Well that is easy to understand, but it still leaves us with a lot of questions. For example, when does that 12-month period start? And what if the employee doesn’t use all the 26 weeks?

(1) The single 12-month period described in paragraph (e) of this section begins on the first day the eligible employee takes FMLA leave to care for a covered servicemember and ends 12 months after that date, regardless of the method used by the employer to determine the employee’s 12 workweeks of leave entitlement for other FMLA-qualifying reasons. If an eligible employee does not take all of his or her 26 workweeks of leave entitlement to care for a covered servicemember during this single 12-month period, the remaining part of his or her 26 workweeks of leave entitlement to care for the covered servicemember is forfeited.

29 CFR § 825.127(e)

That answers both of those questions, 12 months from the date the employee starts FMLA leave and any unused workweeks are forfeited.

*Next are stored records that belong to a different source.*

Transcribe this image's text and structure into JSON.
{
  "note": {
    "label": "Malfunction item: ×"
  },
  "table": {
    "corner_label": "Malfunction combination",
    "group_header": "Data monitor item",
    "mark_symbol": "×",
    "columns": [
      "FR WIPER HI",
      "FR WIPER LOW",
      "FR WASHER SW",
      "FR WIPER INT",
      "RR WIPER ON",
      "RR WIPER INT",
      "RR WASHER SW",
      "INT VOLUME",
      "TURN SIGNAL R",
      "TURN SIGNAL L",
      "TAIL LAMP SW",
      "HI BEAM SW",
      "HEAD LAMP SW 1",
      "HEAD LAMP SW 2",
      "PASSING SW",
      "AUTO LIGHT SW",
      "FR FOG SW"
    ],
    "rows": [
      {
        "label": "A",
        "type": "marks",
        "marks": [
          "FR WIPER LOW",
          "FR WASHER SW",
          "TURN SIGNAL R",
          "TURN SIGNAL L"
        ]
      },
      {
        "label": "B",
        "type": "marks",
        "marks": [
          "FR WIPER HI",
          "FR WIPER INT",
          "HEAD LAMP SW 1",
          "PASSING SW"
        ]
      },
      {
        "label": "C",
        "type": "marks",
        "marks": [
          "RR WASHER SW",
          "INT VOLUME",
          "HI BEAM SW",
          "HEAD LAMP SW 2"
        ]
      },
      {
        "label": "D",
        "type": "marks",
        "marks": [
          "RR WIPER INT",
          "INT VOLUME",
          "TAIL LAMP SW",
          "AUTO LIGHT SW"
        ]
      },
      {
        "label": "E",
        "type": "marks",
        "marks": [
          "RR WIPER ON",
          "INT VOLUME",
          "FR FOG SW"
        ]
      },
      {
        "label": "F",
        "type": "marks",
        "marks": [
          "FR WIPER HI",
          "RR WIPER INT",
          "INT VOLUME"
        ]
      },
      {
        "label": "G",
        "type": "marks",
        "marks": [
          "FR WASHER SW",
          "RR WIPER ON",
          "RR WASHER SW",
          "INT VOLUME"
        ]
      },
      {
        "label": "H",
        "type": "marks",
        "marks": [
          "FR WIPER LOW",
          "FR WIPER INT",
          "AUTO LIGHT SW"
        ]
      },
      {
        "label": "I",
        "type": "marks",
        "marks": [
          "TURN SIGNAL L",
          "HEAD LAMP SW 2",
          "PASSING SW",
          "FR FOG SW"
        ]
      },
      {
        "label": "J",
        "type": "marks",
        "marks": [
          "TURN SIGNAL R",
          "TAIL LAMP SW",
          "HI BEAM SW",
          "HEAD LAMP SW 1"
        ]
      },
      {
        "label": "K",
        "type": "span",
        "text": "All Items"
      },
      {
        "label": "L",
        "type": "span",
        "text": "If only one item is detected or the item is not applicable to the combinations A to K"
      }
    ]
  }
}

But what if the employee cares for more than one servicemember, or what if that servicemember is subsequently seriously injured or acquires another serious illness?

(2) The leave entitlement described in paragraph (e) of this section is to be applied on a per-covered-servicemember, per-injury basis such that an eligible employee may be entitled to take more than one period of 26 workweeks of leave if the leave is to care for different covered servicemembers or to care for the same servicemember with a subsequent serious injury or illness, except that no more than 26 workweeks of leave may be taken within any single 12-month period. An eligible employee may take more than one period of 26 workweeks of leave to care for a covered servicemember with more than one serious injury or illness only when the serious injury or illness is a subsequent serious injury or illness. When an eligible employee takes leave to care for more than one covered servicemember or for a subsequent serious injury or illness of the same covered servicemember, and the single 12-month periods corresponding to the different military caregiver leave entitlements overlap, the employee is limited to taking no more than 26 workweeks of leave in each single 12-month period.

29 CFR § 825.127(e)

So regardless of the number of servicemembers cared for or subsequent injuries or illness, a single employee is still only entitled to take 26 workweeks of leave in one 12-month period. However, they may be entitled to take additional leave in subsequent 12-month periods due to care for other service members or subsequent injuries or illnesses. Now how does this interact with other, unrelated leave that an eligible employee is qualified to take under the FMLA?

(3) An eligible employee is entitled to a combined total of 26 workweeks of leave for any FMLA-qualifying reason during the single 12-month period described in paragraph (e) of this section, provided that the employee is entitled to no more than 12 workweeks of leave for one or more of the following: because of the birth of a son or daughter of the employee and in order to care for such son or daughter; because of the placement of a son or daughter with the employee for adoption or foster care; in order to care for the spouse, son, daughter, or parent with a serious health condition; because of the employee’s own serious health condition; or because of a qualifying exigency. Thus, for example, an eligible employee may, during the single 12-month period, take 16 workweeks of FMLA leave to care for a covered servicemember and 10 workweeks of FMLA leave to care for a newborn child. However, the employee may not take more than 12 weeks of FMLA leave to care for the newborn child during the single 12-month period, even if the employee takes fewer than 14 workweeks of FMLA leave to care for a covered servicemember.

29 CFR § 825.127(e)

Clear right . . . yea, clear as mud.  So let’s go over that again:  An employee is only eligible for a maximum of 26 workweeks of FMLA leave in a 12-month period, even if they are entitled to leave for reasons other than to care for a servicemember. Further, the employee can only take up to 12 weeks of FMLA leave for reasons not related to caring for the servicemember, and the remaining period of the 26 weeks must be used to care for the servicemember.